Em vez disso, o TFFF é um fundo de investimento que competiria com outras propostas comerciais.
Polman disse: “Isto não é caridade, é infraestrutura económica inteligente para proteger a Amazónia e manter o nosso planeta seguro”.
Como a TFFF arrecada dinheiro?
A ideia é levantar uma primeira parcela de dinheiro dos governos que possa reduzir o risco do fundo para investidores privados.
Cada dólar investido pelos governos poderia atrair outros 4 dólares de dinheiro privado.
O Brasil espera que o TFFF possa então assumir um risco maior para obter retornos acima do mercado.
Isso significa que poderia gerar dinheiro suficiente para pagar retornos competitivos aos investidores e pagamentos aos países e comunidades elegíveis que mantenham as suas árvores tropicais em pé.
Pelo menos 20% dos pagamentos foram destinados às comunidades indígenas, amplamente consideradas as melhores administradoras da terra. Muitos, mas não todos, acolheram bem a ideia.
O TFFF funcionará?
A proposta precisa de pelo menos US$ 10 bilhões a US$ 25 bilhões em dinheiro do governo para sair do papel.
Até agora, arrecadou 5,5 mil milhões de dólares de países como a Noruega, a França e a Indonésia. E o Banco Mundial concordou em acolher, o que indica uma forte credibilidade.

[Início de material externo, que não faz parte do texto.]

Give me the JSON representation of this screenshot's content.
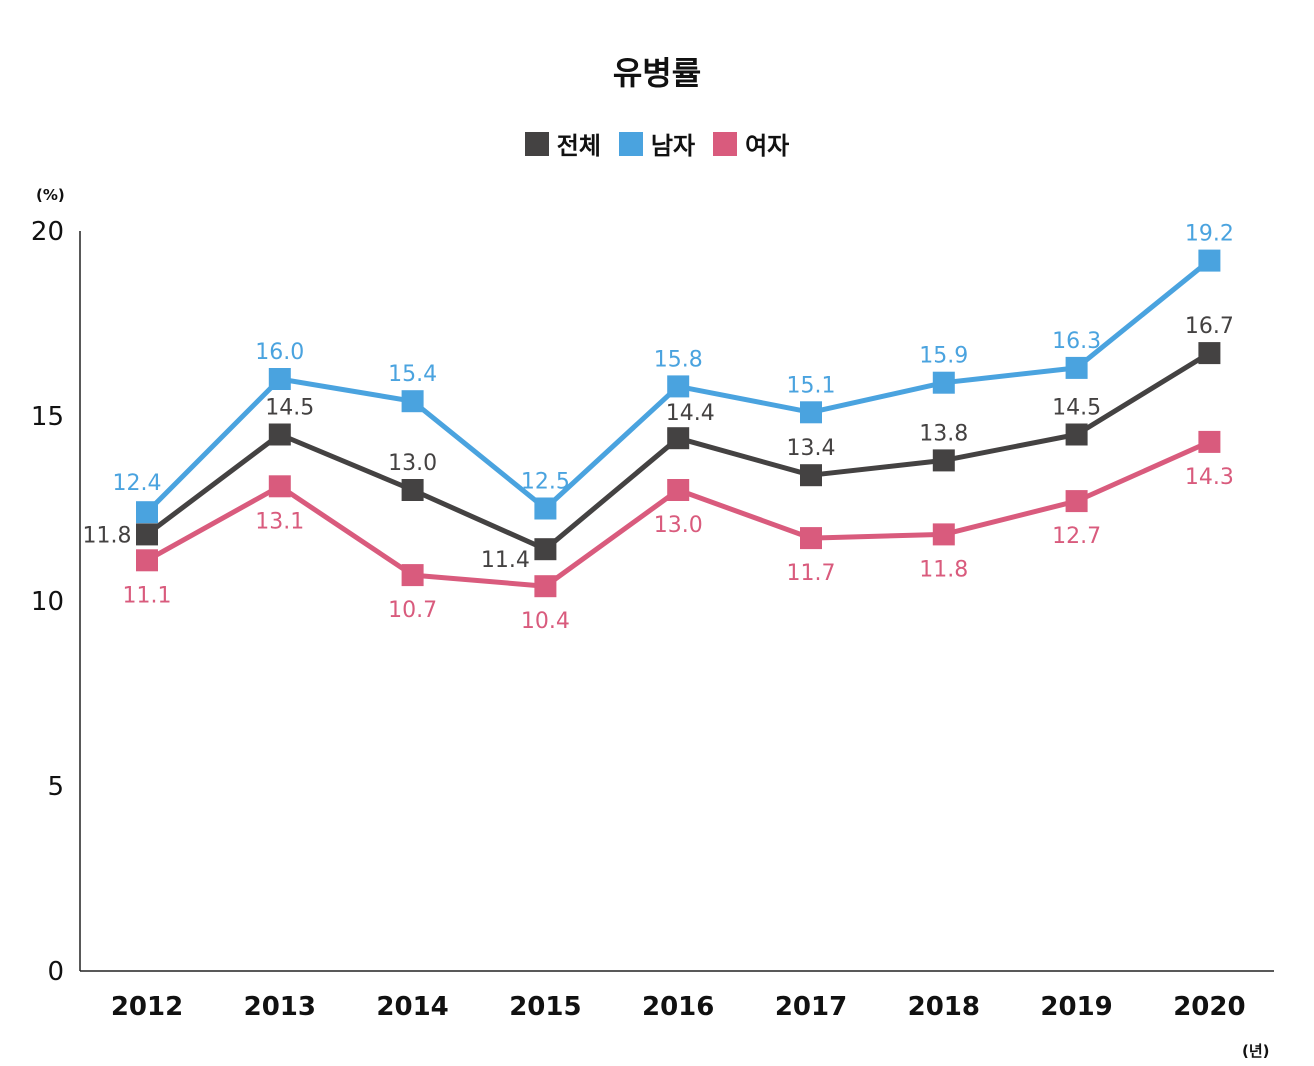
{
  "chart_data": {
    "type": "line",
    "title": "유병률",
    "y_unit": "(%)",
    "x_unit": "(년)",
    "categories": [
      "2012",
      "2013",
      "2014",
      "2015",
      "2016",
      "2017",
      "2018",
      "2019",
      "2020"
    ],
    "yticks": [
      "0",
      "5",
      "10",
      "15",
      "20"
    ],
    "ylim": [
      0,
      20
    ],
    "grid": false,
    "legend_position": "top-center",
    "series": [
      {
        "name": "전체",
        "color": "#444242",
        "values": [
          11.8,
          14.5,
          13.0,
          11.4,
          14.4,
          13.4,
          13.8,
          14.5,
          16.7
        ],
        "labels": [
          "11.8",
          "14.5",
          "13.0",
          "11.4",
          "14.4",
          "13.4",
          "13.8",
          "14.5",
          "16.7"
        ]
      },
      {
        "name": "남자",
        "color": "#4aa3df",
        "values": [
          12.4,
          16.0,
          15.4,
          12.5,
          15.8,
          15.1,
          15.9,
          16.3,
          19.2
        ],
        "labels": [
          "12.4",
          "16.0",
          "15.4",
          "12.5",
          "15.8",
          "15.1",
          "15.9",
          "16.3",
          "19.2"
        ]
      },
      {
        "name": "여자",
        "color": "#d95b7d",
        "values": [
          11.1,
          13.1,
          10.7,
          10.4,
          13.0,
          11.7,
          11.8,
          12.7,
          14.3
        ],
        "labels": [
          "11.1",
          "13.1",
          "10.7",
          "10.4",
          "13.0",
          "11.7",
          "11.8",
          "12.7",
          "14.3"
        ]
      }
    ]
  }
}
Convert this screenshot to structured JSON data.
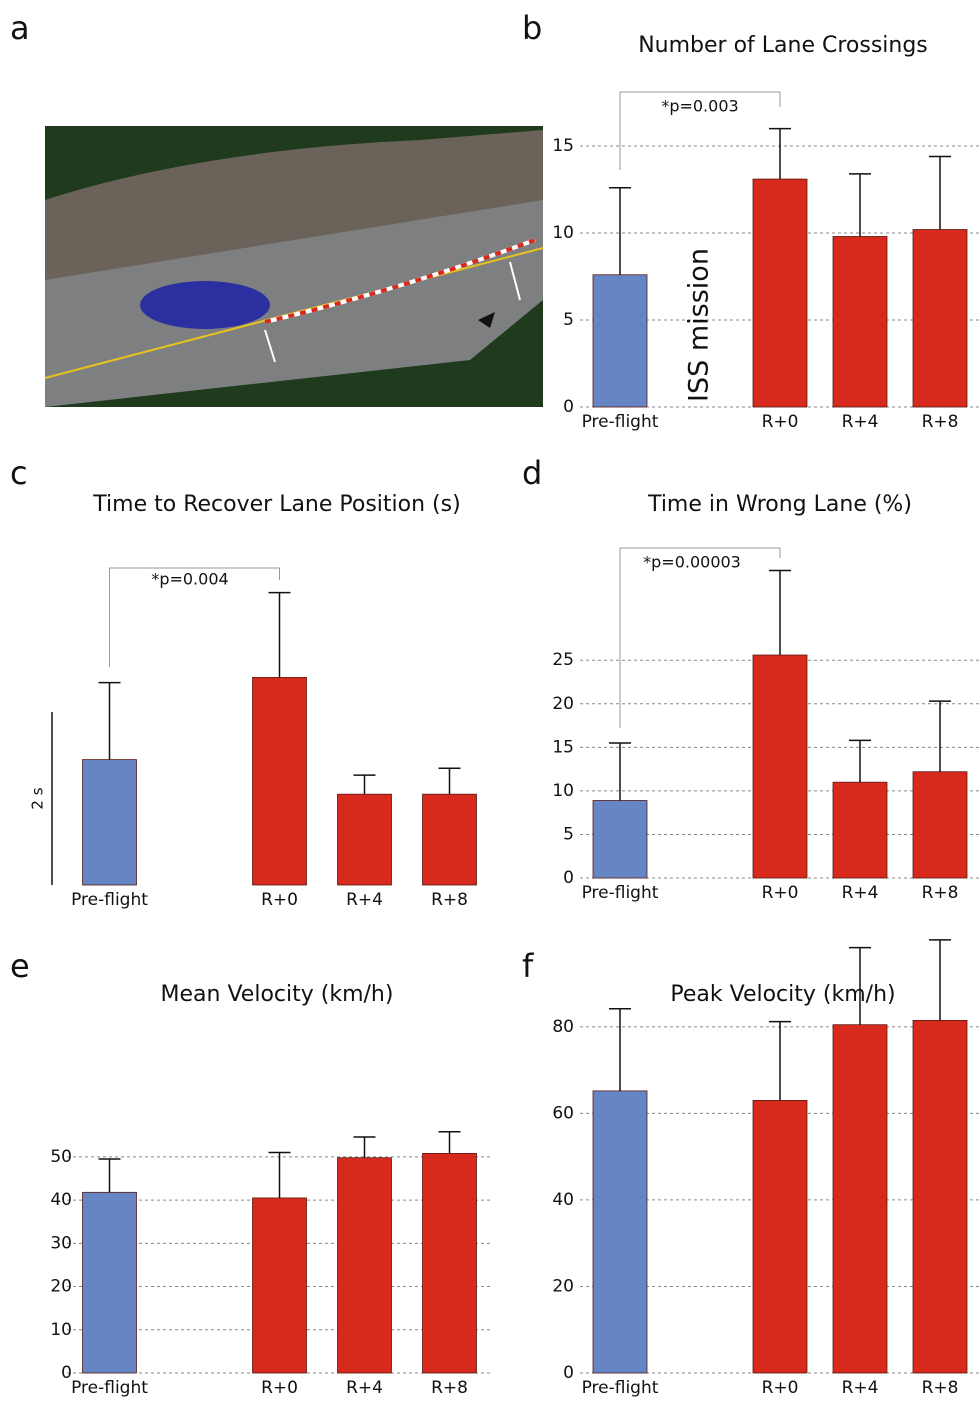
{
  "image_panel": {
    "panel_label": "a"
  },
  "chart_data": [
    {
      "type": "bar",
      "panel_label": "b",
      "title": "Number of Lane Crossings",
      "categories": [
        "Pre-flight",
        null,
        "R+0",
        "R+4",
        "R+8"
      ],
      "values": [
        7.6,
        null,
        13.1,
        9.8,
        10.2
      ],
      "errors": [
        5.0,
        null,
        2.9,
        3.6,
        4.2
      ],
      "colors": [
        "#6585c5",
        null,
        "#d8291d",
        "#d8291d",
        "#d8291d"
      ],
      "ylim": [
        0,
        17.5
      ],
      "yticks": [
        0,
        5,
        10,
        15
      ],
      "grid": true,
      "annotation": "*p=0.003",
      "gap_label": "ISS mission"
    },
    {
      "type": "bar",
      "panel_label": "c",
      "title": "Time to Recover Lane Position (s)",
      "categories": [
        "Pre-flight",
        null,
        "R+0",
        "R+4",
        "R+8"
      ],
      "values": [
        1.45,
        null,
        2.4,
        1.05,
        1.05
      ],
      "errors": [
        0.89,
        null,
        0.98,
        0.22,
        0.3
      ],
      "colors": [
        "#6585c5",
        null,
        "#d8291d",
        "#d8291d",
        "#d8291d"
      ],
      "ylim": [
        0,
        3.7
      ],
      "scale_bar": {
        "value": 2,
        "label": "2 s"
      },
      "grid": false,
      "annotation": "*p=0.004"
    },
    {
      "type": "bar",
      "panel_label": "d",
      "title": "Time in Wrong Lane (%)",
      "categories": [
        "Pre-flight",
        null,
        "R+0",
        "R+4",
        "R+8"
      ],
      "values": [
        8.9,
        null,
        25.6,
        11.0,
        12.2
      ],
      "errors": [
        6.6,
        null,
        9.7,
        4.8,
        8.1
      ],
      "colors": [
        "#6585c5",
        null,
        "#d8291d",
        "#d8291d",
        "#d8291d"
      ],
      "ylim": [
        0,
        38
      ],
      "yticks": [
        0,
        5,
        10,
        15,
        20,
        25
      ],
      "grid": true,
      "annotation": "*p=0.00003"
    },
    {
      "type": "bar",
      "panel_label": "e",
      "title": "Mean Velocity (km/h)",
      "categories": [
        "Pre-flight",
        null,
        "R+0",
        "R+4",
        "R+8"
      ],
      "values": [
        41.8,
        null,
        40.5,
        49.8,
        50.8
      ],
      "errors": [
        7.7,
        null,
        10.5,
        4.8,
        5.0
      ],
      "colors": [
        "#6585c5",
        null,
        "#d8291d",
        "#d8291d",
        "#d8291d"
      ],
      "ylim": [
        0,
        62
      ],
      "yticks": [
        0,
        10,
        20,
        30,
        40,
        50
      ],
      "grid": true
    },
    {
      "type": "bar",
      "panel_label": "f",
      "title": "Peak Velocity (km/h)",
      "categories": [
        "Pre-flight",
        null,
        "R+0",
        "R+4",
        "R+8"
      ],
      "values": [
        65.2,
        null,
        63.0,
        80.5,
        81.5
      ],
      "errors": [
        19.0,
        null,
        18.2,
        17.8,
        18.6
      ],
      "colors": [
        "#6585c5",
        null,
        "#d8291d",
        "#d8291d",
        "#d8291d"
      ],
      "ylim": [
        0,
        101
      ],
      "yticks": [
        0,
        20,
        40,
        60,
        80
      ],
      "grid": true
    }
  ]
}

Mas é uma tarefa difícil gerar dinheiro suficiente para competir com indústrias lucrativas como o ouro e o petróleo, muitas das quais os governos já investem.
A doutora Andreza Aruska de Souza Santos, diretora do Instituto Brasil do King's College London, disse que o TFFF tem o potencial de tornar “muito viável financeiramente ter uma floresta como tal”.
“Mas o problema é que a TFFF precisaria de competir com estas indústrias muito lucrativas… porque precisa de angariar o máximo de dinheiro possível dos governos e dos investidores.
“E até agora não está sendo possível equilibrar a competitividade de outros setores potencialmente prejudiciais às florestas”.